It was almost two years ago that the Glasgow-based professional photographer Kieran Dodds published an extraordinary piece in our own 60 North Magazine entitled The Power of iPhone Photography. In it he described and illustrated a three-week trip to Shetland during which he used his ‘pro’ cameras only to ‘sketch out what I thought I was seeing’, but would ‘unthinkingly, take out my iPhone and inevitably end up with the best picture’. The results, all taken on a now-obsolete iPhone 6, are wonderful.
Kieran was armed, it should be said, not just with the eye of an award-winning pro snapper, but a camper van, which, as he puts it, ‘forces you to see the landscape with fresh eyes’. And he adds ‘There is something in the simplicity of function of a phone that allows the photographer to look.

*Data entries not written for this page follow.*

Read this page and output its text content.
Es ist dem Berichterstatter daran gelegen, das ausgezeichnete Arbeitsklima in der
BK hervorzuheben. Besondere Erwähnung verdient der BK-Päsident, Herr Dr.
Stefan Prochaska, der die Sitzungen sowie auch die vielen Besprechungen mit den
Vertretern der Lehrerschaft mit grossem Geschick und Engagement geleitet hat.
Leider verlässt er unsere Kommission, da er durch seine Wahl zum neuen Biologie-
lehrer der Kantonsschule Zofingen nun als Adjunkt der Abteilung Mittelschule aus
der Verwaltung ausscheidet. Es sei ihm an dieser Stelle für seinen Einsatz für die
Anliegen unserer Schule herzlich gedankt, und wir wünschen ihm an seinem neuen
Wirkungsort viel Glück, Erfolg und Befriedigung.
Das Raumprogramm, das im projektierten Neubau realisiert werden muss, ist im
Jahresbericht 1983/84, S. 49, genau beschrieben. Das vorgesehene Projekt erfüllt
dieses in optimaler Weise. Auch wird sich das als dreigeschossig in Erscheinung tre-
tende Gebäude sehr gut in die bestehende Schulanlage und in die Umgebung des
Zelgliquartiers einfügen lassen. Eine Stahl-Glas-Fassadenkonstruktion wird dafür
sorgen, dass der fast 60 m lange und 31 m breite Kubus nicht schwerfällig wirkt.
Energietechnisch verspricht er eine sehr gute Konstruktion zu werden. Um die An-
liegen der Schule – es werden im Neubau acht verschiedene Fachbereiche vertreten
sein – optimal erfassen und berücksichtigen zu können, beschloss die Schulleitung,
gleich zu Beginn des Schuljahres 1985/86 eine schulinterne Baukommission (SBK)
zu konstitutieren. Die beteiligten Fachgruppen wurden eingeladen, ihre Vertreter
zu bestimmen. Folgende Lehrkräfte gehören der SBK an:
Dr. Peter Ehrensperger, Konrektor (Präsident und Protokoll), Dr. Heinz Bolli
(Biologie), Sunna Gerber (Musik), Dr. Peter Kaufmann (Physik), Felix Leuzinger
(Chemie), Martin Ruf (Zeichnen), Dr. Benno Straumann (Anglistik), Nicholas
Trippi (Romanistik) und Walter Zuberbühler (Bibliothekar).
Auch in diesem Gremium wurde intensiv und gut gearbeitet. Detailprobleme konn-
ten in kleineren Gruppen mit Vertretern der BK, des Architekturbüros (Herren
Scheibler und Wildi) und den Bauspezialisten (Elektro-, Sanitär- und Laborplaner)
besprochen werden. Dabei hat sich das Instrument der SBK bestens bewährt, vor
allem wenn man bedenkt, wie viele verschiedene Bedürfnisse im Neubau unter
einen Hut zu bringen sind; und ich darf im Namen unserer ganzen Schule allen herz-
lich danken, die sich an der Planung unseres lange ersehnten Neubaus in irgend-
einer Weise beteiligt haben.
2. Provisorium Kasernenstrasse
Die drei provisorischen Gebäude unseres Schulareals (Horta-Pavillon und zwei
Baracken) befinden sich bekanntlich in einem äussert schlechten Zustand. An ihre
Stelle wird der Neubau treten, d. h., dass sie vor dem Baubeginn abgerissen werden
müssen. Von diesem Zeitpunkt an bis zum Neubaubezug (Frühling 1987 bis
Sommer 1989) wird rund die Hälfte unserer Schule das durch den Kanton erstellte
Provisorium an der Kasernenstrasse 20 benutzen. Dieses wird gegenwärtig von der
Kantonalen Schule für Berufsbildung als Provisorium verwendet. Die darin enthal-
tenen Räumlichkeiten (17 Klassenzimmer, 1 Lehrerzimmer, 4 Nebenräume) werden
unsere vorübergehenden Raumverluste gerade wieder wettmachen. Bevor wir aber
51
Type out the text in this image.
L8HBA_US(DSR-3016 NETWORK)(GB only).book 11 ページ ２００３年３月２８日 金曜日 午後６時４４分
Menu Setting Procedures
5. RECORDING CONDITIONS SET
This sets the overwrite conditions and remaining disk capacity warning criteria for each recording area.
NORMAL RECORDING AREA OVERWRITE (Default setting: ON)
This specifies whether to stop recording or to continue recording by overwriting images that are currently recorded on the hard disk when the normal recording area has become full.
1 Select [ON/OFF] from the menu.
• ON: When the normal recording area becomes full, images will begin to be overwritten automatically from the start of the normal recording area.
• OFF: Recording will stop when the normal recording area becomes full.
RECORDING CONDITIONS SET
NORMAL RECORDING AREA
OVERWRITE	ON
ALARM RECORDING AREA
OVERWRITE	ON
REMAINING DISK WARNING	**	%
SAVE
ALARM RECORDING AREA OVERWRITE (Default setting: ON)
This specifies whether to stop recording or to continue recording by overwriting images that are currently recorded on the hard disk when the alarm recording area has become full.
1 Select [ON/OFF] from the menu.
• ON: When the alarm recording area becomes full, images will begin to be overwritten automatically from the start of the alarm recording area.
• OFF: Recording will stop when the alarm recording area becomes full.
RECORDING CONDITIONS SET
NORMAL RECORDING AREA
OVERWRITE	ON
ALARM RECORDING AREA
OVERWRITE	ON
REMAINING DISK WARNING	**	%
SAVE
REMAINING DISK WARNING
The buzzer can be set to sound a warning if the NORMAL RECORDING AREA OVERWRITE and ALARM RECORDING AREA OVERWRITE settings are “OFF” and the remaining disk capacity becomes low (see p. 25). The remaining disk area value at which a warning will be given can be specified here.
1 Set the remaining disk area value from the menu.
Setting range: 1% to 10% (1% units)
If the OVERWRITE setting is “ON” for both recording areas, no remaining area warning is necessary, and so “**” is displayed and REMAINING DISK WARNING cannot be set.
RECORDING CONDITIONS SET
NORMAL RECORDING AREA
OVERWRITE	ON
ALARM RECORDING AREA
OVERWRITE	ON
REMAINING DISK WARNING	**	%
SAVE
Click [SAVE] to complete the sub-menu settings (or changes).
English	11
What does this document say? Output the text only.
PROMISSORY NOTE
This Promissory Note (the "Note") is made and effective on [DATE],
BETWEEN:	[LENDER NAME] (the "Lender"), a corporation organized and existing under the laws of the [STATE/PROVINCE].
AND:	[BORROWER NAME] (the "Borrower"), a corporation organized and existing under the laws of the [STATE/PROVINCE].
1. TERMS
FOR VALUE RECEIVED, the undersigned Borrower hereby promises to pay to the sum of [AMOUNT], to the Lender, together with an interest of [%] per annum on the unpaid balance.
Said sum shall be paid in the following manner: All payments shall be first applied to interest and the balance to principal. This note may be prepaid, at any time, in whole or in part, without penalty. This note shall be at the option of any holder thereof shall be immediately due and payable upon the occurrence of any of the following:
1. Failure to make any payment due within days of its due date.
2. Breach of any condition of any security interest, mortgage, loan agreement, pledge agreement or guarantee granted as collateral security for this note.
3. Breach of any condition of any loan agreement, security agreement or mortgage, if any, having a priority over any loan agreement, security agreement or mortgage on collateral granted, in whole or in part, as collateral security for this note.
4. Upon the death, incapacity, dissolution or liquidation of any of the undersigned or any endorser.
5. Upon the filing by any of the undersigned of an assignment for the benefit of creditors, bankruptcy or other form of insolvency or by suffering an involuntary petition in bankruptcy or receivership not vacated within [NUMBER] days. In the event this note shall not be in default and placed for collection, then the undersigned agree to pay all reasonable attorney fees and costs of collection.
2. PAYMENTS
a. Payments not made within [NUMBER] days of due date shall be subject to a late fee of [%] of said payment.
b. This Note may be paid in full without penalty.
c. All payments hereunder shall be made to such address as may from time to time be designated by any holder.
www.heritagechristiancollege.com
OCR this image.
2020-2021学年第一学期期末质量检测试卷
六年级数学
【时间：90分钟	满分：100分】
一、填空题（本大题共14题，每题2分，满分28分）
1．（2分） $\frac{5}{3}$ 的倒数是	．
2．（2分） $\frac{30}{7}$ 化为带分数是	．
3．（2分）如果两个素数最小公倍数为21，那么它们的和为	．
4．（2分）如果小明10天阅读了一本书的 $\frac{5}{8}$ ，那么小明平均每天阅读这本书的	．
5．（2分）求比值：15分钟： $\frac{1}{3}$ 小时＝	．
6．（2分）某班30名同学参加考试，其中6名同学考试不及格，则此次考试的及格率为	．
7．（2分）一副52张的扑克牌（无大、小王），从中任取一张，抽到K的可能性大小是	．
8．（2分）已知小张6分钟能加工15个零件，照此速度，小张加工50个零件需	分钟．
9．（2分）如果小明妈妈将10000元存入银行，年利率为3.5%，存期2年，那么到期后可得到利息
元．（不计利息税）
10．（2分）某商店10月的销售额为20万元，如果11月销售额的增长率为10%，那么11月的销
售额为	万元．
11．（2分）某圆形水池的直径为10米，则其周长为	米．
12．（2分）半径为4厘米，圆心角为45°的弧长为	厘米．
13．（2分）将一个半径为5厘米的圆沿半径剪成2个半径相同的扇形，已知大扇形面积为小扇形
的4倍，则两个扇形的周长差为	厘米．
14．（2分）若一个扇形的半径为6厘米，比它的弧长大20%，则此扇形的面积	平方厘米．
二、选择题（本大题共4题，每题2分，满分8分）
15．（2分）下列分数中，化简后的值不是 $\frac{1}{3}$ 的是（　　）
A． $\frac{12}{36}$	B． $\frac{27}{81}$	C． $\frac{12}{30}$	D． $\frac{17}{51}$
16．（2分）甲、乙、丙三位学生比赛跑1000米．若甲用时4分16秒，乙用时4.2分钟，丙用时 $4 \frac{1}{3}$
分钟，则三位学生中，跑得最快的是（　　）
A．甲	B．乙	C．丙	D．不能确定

That’s the difference. We stop fiddling with our buttons on the back and we look.’
Now, I have to admit to being an unregenerate gadgeteer. From early-adoption of portable ‘tablet’ computers (I went from a Tandy 102 through a Psion Organiser to a complete Apple Newton leather-encased outfit at one point in the early 1990s) to obsessing over mobile phones (Motorola DynaTac ’brick’? Had one of those), I remain fascinated by...stuff. And don’t even get me started on hi-fi equipment.